Regionalizing recreational facilities and services in the Smoky River area is the only option for adequately and efficiently serving users and taxpayers.
That was the consensus at a meeting hosted by Falher and Area Recreational Development Society in Girouxville last Sunday to discuss the future of recreational facilities.
Organizers of the meeting were optimistic about the outcome.
“It was a positive step for people to look to the future,” ‘said Jeannette Cinq-Mars, who has chaired the society.
“People were looking at the region not just themselves.”
Chairing the meeting, society secretary Dan Dibbelt agreed with her.
“Everyone came with open minds and saw the value and necessity of regionalization,” said Dibbelt who also serves as Falher and Area Economic Development and Tourism Officer.
Representing local governments and recreation and social groups, all 17 people at the meeting agreed that centralizing recreational facilities was more economical for all users and taxpayers.
“How long can we support the number of facilities we have?” asked Dibbelt.
After lengthy discussion, the group decided to hold a meeting of the society and present proposed bylaws to change the society to carry a regional mandate.
From that meeting, the society hopes to form a board with equal community representation.
Dibbelt also noted that funding from all levels of government was dwindling and grants would likely be prioritized for larger regional projects rather than small community facilities.
With a population of around 5,600, the region currently has three ice rinks and three curling rinks in four towns.
Many of them are aging and nearing a stage of major repairs.
Further, he said that other area groups are becoming stronger under a regional mandate.
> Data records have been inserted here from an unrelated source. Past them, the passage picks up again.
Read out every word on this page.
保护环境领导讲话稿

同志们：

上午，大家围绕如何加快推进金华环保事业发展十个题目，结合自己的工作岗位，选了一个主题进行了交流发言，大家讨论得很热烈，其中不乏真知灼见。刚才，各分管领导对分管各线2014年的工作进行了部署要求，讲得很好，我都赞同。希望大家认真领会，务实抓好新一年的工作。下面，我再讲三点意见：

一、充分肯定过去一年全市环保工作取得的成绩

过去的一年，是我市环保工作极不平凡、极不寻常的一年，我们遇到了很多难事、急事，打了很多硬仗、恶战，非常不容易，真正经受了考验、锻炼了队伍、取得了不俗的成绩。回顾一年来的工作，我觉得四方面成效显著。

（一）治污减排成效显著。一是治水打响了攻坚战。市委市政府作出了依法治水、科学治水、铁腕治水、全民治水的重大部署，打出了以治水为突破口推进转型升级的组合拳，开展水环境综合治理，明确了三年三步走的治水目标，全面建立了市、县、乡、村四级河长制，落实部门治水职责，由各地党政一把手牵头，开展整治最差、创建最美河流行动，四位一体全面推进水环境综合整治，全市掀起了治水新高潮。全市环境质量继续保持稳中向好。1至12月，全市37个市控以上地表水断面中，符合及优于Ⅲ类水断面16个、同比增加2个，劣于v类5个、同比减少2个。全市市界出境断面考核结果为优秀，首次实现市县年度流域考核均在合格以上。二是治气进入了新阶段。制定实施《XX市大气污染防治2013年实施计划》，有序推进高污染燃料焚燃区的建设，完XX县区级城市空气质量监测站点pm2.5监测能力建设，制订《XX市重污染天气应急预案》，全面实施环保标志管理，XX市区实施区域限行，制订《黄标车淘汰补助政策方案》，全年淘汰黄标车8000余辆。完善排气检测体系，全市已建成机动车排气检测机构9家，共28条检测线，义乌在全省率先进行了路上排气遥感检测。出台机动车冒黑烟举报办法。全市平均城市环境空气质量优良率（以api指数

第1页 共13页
“Current facilities can’t support themselves,” said Municipal District of Smoky River Reeve Don Dumont, who agreed with the regional concept.
He suggested that the society assess the current facilities and envision the communities and region 20 years into the future, considering the projected population growth, the aging population, and potential decline in use of recreational facilities.
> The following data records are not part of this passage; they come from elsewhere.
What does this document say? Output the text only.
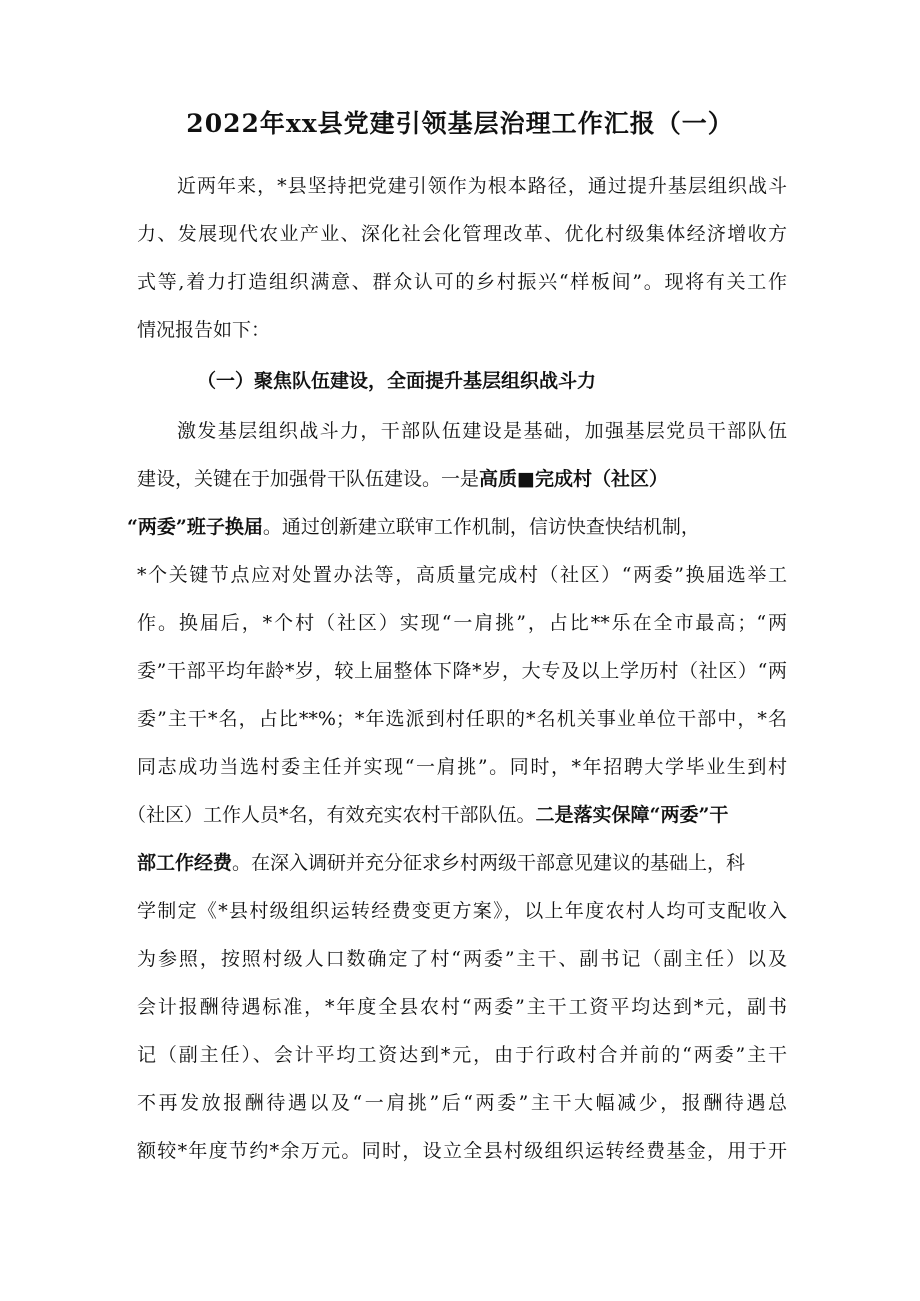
2022年xx县党建引领基层治理工作汇报（一）
近两年来，*县坚持把党建引领作为根本路径，通过提升基层组织战斗
力、发展现代农业产业、深化社会化管理改革、优化村级集体经济增收方
式等,着力打造组织满意、群众认可的乡村振兴“样板间”。现将有关工作
情况报告如下：
（一）聚焦队伍建设，全面提升基层组织战斗力
激发基层组织战斗力，干部队伍建设是基础，加强基层党员干部队伍
建设，关键在于加强骨干队伍建设。一是高质■完成村（社区）
“两委”班子换届。通过创新建立联审工作机制，信访快查快结机制，
*个关键节点应对处置办法等，高质量完成村（社区）“两委”换届选举工
作。换届后，*个村（社区）实现“一肩挑”，占比**乐在全市最高；“两
委”干部平均年龄*岁，较上届整体下降*岁，大专及以上学历村（社区）“两
委”主干*名，占比**%；*年选派到村任职的*名机关事业单位干部中，*名
同志成功当选村委主任并实现“一肩挑”。同时，*年招聘大学毕业生到村
（社区）工作人员*名，有效充实农村干部队伍。二是落实保障“两委”干
部工作经费。在深入调研并充分征求乡村两级干部意见建议的基础上，科
学制定《*县村级组织运转经费变更方案》，以上年度农村人均可支配收入
为参照，按照村级人口数确定了村“两委”主干、副书记（副主任）以及
会计报酬待遇标准，*年度全县农村“两委”主干工资平均达到*元，副书
记（副主任）、会计平均工资达到*元，由于行政村合并前的“两委”主干
不再发放报酬待遇以及“一肩挑”后“两委”主干大幅减少，报酬待遇总
额较*年度节约*余万元。同时，设立全县村级组织运转经费基金，用于开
One large central facility is easier and more economical to operate than several smaller venues, he added.
“If you centralize, the facilities are better and will be used more,” said Dumont. “Without a regional recreation facility, we may face the dilemma that one day we may have no facilities.”
All communities and user groups of recreation facilities will need to discuss the concept and decide.
“It has to be community-driven,” added Dibbelt.
All agreed that it is vital for all communities and recreational groups to get onside now and start planning and thinking regionally for the future, rather than deny the fact and wait to start planning when the aging facilities close for any viable reason.
“We have to support one another to survive,” said Dibbelt, adding that the new society will be charged with the task of planning.
During discussion, Dumont also asked who would decide on the demise of the existing facilities.
Falher Town Administrator Gerard Nicolet suggested an independent consultant be contracted to help facilitate the process and give an objective view about what would best serve regional needs and be economically efficient.